Intention

There’s a difference between doing something because it’s what makes most sense, here and now, and doing the same thing because the opposite makes you feel sad, scared, uncomfortable.

Being with someone because you enjoy their company instead of being with someone because you dread being alone.

Being in a job because it’s what better serves your purpose instead of being in a job because you need to pay the bills.

Going out every evening because that’s how you feel you are contributing to your well being instead of going out every evening because that’s what everyone else does.

Intention is the difference. And we can all benefit from claiming some of it over our actions.

Communication tools

It’s all great that companies have so many ways to communicate, share information, ask and answer questions nowadays. But as it’s often the case, new tools don’t fix old issues.

Like assuming that communication happened just because you have communicated something.

Like expecting an immediate answer to trivial or unimportant questions to placate your anxiety.

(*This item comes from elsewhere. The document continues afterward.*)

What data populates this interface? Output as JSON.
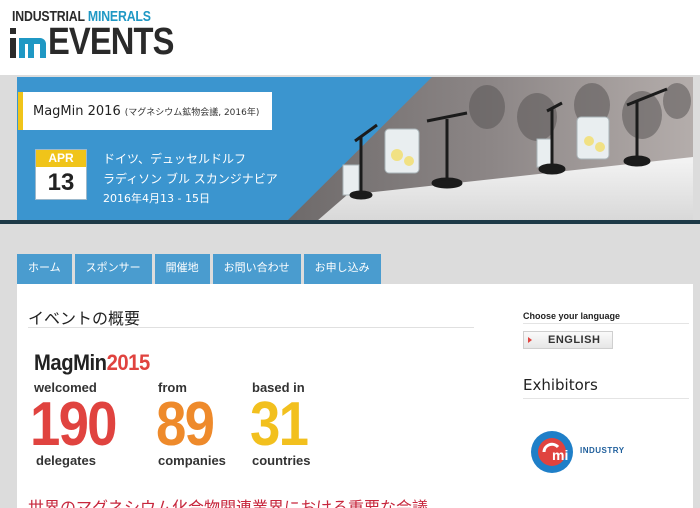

Like spreading information left and right with the hope that those who need it will get it and absorb it, while others will forget about it.

Communication is a skill and it needs old-fashioned training, not new tools.

Too detailed

Check the specifics and stress over the big picture.

Too often we instead stress over the specifics and don’t even pay attention to the big picture.

One example: check business metrics weekly, even daily, and do it in a way that informs the steps to take next week, next month, not today. Report business metrics quarterly, and do it in a way that links them to a clear, overarching business strategy. Stress only if the quarterly numbers consistently miss the mark, and do it in a way that informs a new strategy.

Risk and reward

Some people do good work. Some people do poor work. Most people do average work.

And the reasons for that are two: risk aversion and reward seeking.

To do good work, you need to be able to deviate from the norm, find new ways, expand the possibilities. In most organizations, this is a risk, and most people prefer not to take it.

To do good work, you also need to be rewarded and recognized for both the success and the failure. In most organizations, average gets rewarded, and most people adapt.

If you are designing how your team will work, keep in mind risk aversion and reward seeking. And remember that if you do what everybody else is used to do, you (and your team) will probably fall in the middle.

Making sense

It doesn’t make any sense.

But seeking sense in what happens around us is a pointless exercise. It means you are trying to explain with reason something that goes beyond it. Feelings, moments, circumstances, relationships. Seeking sense is a rigid activity that aims at fitting the world into familiar boxes.

A better thing to try is seeking purpose. Purpose is the way you connect the dots. It is loose by nature, and it adapts to time and events. Seeking purpose is a flexible activity that aims at shaping your story into the world around you.